Microsoft started as a company in the late 1970's and struggled into the 1980's. Their premise was to "revolutionise" the computer with a windows system as opposed to text only screens (e.g DOS). I say "revolutionise" because the company was not actually doing anything new, merely copying Steve Jobs from Macintosh who was in turn ripping off a Xerox idea. Until computers became mainstream use both companies struggled and due to the relatively small demand and a dedicated staff Microsoft managed to do something it has not achieved since 1991: release a program that ran properly. The laste 1980's saw a boom in the demand for home computers as well as offices and Windows version 3.1 was pumped out. In a brainwave move Bill Gates made what would be a killing move on opposing operating systems by ensuring MS DOS and Windows were packaged with a new PC, thereby ensuring a market for his products. This move was completed thanks to an American Government that a) knew little about computers other then you could put them on missiles, b) were staunch supporters for big businesses and c) equally opposed to the notion of deregulation. This enviroment was key to Microsoft's rapid mould-like growth.

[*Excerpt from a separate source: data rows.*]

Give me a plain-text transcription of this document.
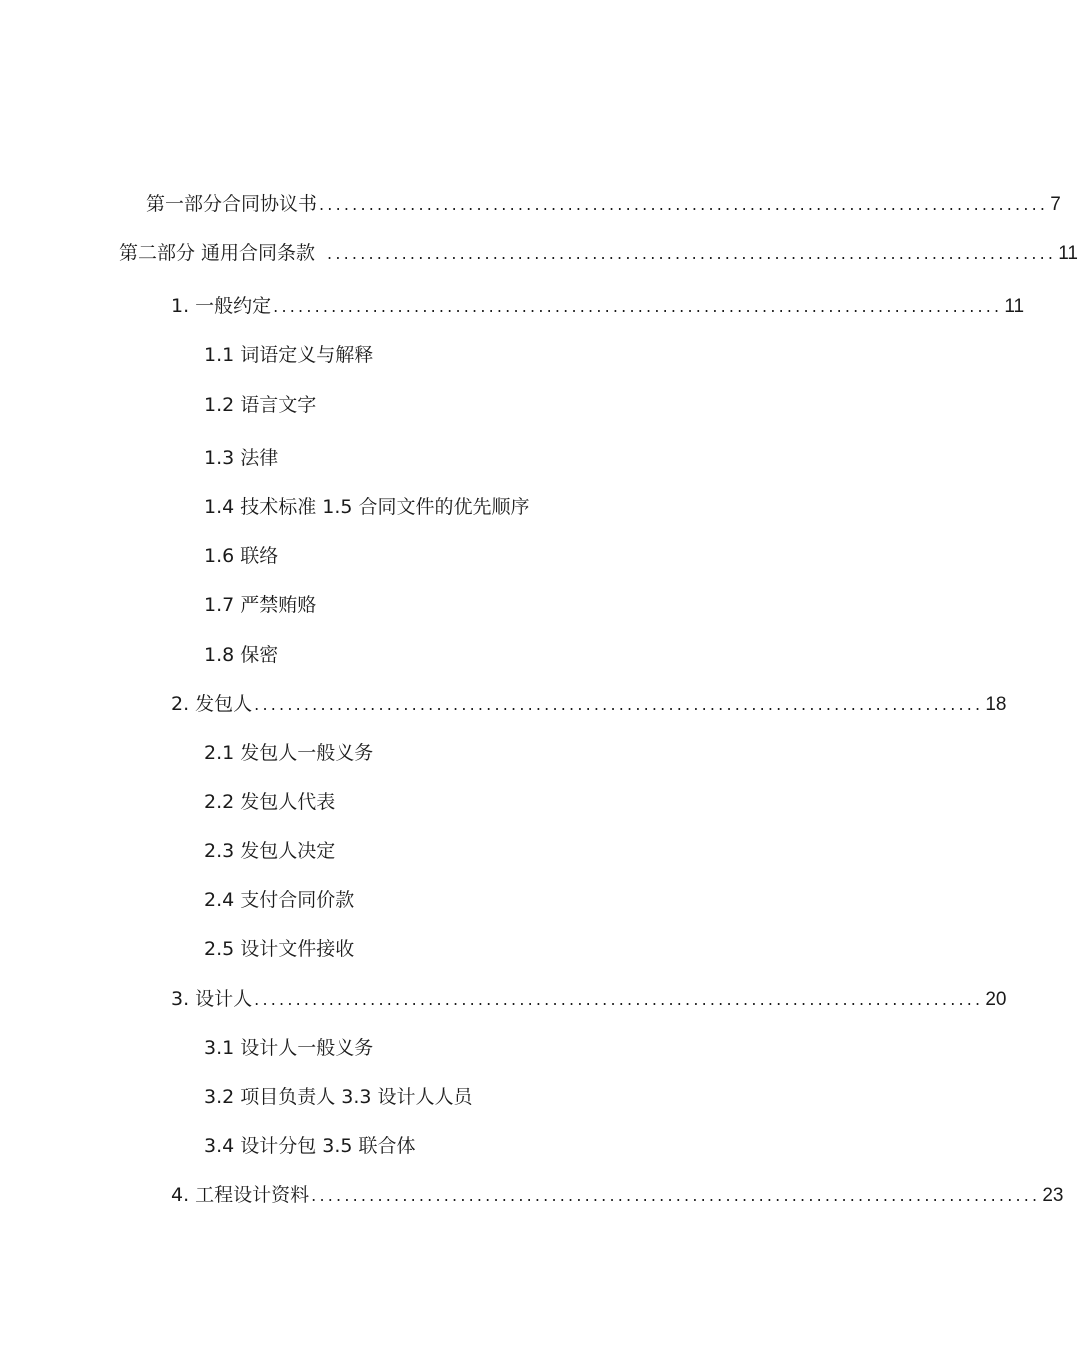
第一部分合同协议书 ........................................................................................ 7
第二部分 通用合同条款 ........................................................................................ 11
1. 一般约定 ........................................................................................ 11
1.1 词语定义与解释
1.2 语言文字
1.3 法律
1.4 技术标准 1.5 合同文件的优先顺序
1.6 联络
1.7 严禁贿赂
1.8 保密
2. 发包人 ........................................................................................ 18
2.1 发包人一般义务
2.2 发包人代表
2.3 发包人决定
2.4 支付合同价款
2.5 设计文件接收
3. 设计人 ........................................................................................ 20
3.1 设计人一般义务
3.2 项目负责人 3.3 设计人人员
3.4 设计分包 3.5 联合体
4. 工程设计资料 ........................................................................................ 23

What this has turned into is an epidemic whereby PC users the world over are forced to use Microsoft products. Even Apple has admitted defeat to Microsoft's office programs to the point they are iBook compatible. So we are slaves to the whim.

I do not blame the programmers. In fact, I refuse to. No programmer ever wants to put out a shabby product but the mere demand and rapid use of the system has thrown up incredible problems. To most businesses this would be a problem but Gates knows that the world needs Microsoft and so does not much care for user problems.

The little guy gets trampled. In this case: me. The problems I encountered with msn spaces are too numerouse, but I finally cracked it after the damn thing removed half my entries, changed my settings and subsribed me to something called "window's live" because, in the true American Way, Bigger is Better. Bullfuck.

I nearly coped, I really did, but msn took the cake when it deleted all my photos. I've had it. They have shown they don't need me, and I don't really care for them so everyone can get stuffed. Now I'm here, I hopefully haven't sworn too much to get ejected and for those who don't know:

This is My Blog. It is a vent hole. A release. When something is on my mind I endeavor to put it on here to enable me to think about it while I write. It's a random blog. Deal with it. Now where are my pants?

Carpe Diem

If you keep building up tomorrow with promises you'll have nothing but a bunch if empty yesterdays.
LIVE FOR THE DAY! SIEZE IT! SIEZE IT LIKE YOU NEVER HAVE BEFORE!

Thankyou Janis Joplin:
"If you have a cat for one day, man. Lets say that you want a cat for 365 days. You got him for one day. Well I'll tell you that one day, that'd be your life. Like say you could cry about the other 364 days right. But with that one day man, it'd be your life. And you gotta call that love man. Cause that's what it is. If you got it today you don't worry about tomorrow man. Cause you don't need it."

So live in love guys. Live for today.